230515-09:23:04,909 nipype.workflow DEBUG:
Checking hash "fmriprep_23_0_wf.single_subject_B043_wf.func_preproc_ses_01_task_cyb_dir_AP_wf.bold_confounds_wf.tcc_metadata_fmt" locally: cached=True, updated=True.
230515-09:23:04,909 nipype.workflow DEBUG:
Skipping cached node fmriprep_23_0_wf.single_subject_B043_wf.func_preproc_ses_01_task_cyb_dir_AP_wf.bold_confounds_wf.tcc_metadata_fmt with ID 195.

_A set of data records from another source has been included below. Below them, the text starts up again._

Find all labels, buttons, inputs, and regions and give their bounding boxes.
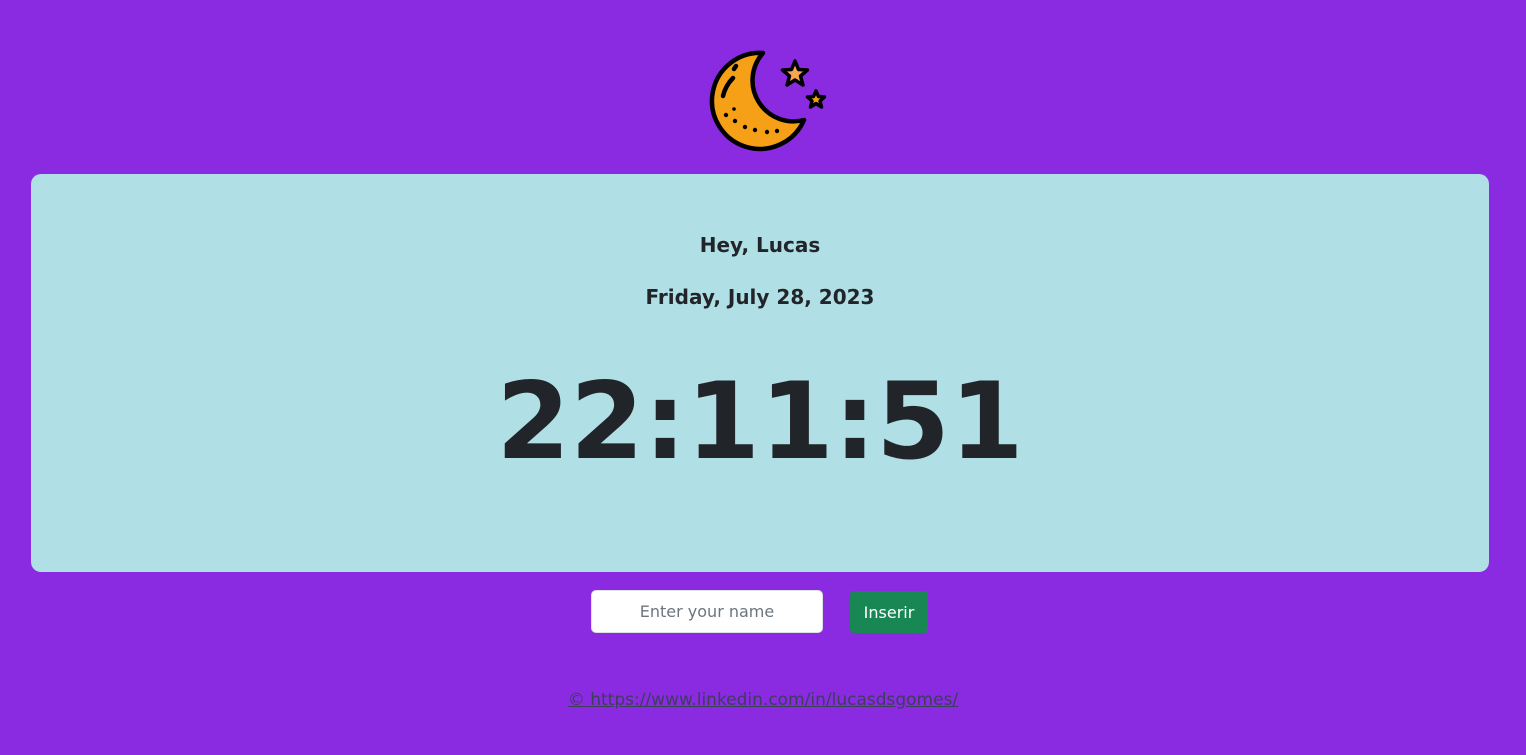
clock-card: Hey, Lucas Friday, July 28, 2023 22:11:5… — [31, 174, 1489, 572]
moon-crater-dot — [732, 118, 738, 124]
moon-shape — [709, 50, 807, 152]
moon-crater-dot — [764, 129, 770, 135]
insert-button[interactable]: Inserir — [850, 591, 928, 633]
moon-stars-icon — [706, 46, 832, 154]
current-date: Friday, July 28, 2023 — [645, 285, 875, 309]
moon-crater-dot — [723, 112, 729, 118]
moon-shine-dash — [731, 63, 739, 72]
footer: © https://www.linkedin.com/in/lucasdsgom… — [0, 688, 1526, 712]
digital-clock: 22:11:51 — [496, 360, 1024, 483]
moon-stars-graphic — [709, 50, 827, 152]
moon-crater-dot — [742, 124, 748, 130]
linkedin-link[interactable]: © https://www.linkedin.com/in/lucasdsgom… — [568, 690, 958, 710]
name-input[interactable] — [591, 590, 823, 633]
small-star-icon — [805, 89, 827, 109]
moon-crater-dot — [752, 127, 758, 133]
moon-crater-dot — [774, 128, 780, 134]
moon-crater-dot — [732, 107, 736, 111]
greeting-text: Hey, Lucas — [699, 233, 821, 257]
large-star-icon — [780, 59, 810, 87]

230515-09:23:04,910 nipype.workflow INFO:
[Job 195] Cached (fmriprep_23_0_wf.single_subject_B043_wf.func_preproc_ses_01_task_cyb_dir_AP_wf.bold_confounds_wf.tcc_metadata_fmt).

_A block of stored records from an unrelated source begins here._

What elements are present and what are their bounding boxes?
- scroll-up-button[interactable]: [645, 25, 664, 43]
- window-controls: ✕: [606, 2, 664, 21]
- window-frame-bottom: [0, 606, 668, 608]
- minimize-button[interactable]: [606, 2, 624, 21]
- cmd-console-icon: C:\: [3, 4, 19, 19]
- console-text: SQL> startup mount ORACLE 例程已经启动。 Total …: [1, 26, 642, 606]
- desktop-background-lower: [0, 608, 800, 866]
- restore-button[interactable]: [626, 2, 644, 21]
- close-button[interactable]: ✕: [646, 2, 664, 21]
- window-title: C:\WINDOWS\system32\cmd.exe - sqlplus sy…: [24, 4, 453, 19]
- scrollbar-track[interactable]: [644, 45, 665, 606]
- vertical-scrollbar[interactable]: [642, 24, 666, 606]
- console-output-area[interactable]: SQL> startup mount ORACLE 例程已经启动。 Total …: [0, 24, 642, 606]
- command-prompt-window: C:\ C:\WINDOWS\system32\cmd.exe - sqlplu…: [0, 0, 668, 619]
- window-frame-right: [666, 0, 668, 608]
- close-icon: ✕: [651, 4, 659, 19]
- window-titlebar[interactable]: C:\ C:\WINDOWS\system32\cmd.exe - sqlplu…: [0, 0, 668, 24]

230515-09:23:06,803 nipype.workflow DEBUG:
Progress: 376 jobs, 199/1/0 (done/running/ready), 1/176 (pending_tasks/waiting).
230515-09:23:06,804 nipype.workflow DEBUG:
Tasks currently running: 1. Pending: 1.
230515-09:23:06,806 nipype.workflow INFO:
[MultiProc] Running 1 tasks, and 0 jobs ready. Free memory (GB): 123.00/128.00, Free processors: 56/64.
Currently running:
* fmriprep_23_0_wf.single_subject_B043_wf.anat_preproc_wf.surface_recon_wf.autorecon_resume_wf.autorecon2_vol
Screenshots / relevant information:
How can I fix this, please help.
What I have tried…
I’ve tried messing around with the --nprocs $SLURM_CPUS_PER_TASK --mem_mb $SLURM_MEM_PER_NODE
, but this doesn’t seem to resolve the problem. What am I missing here?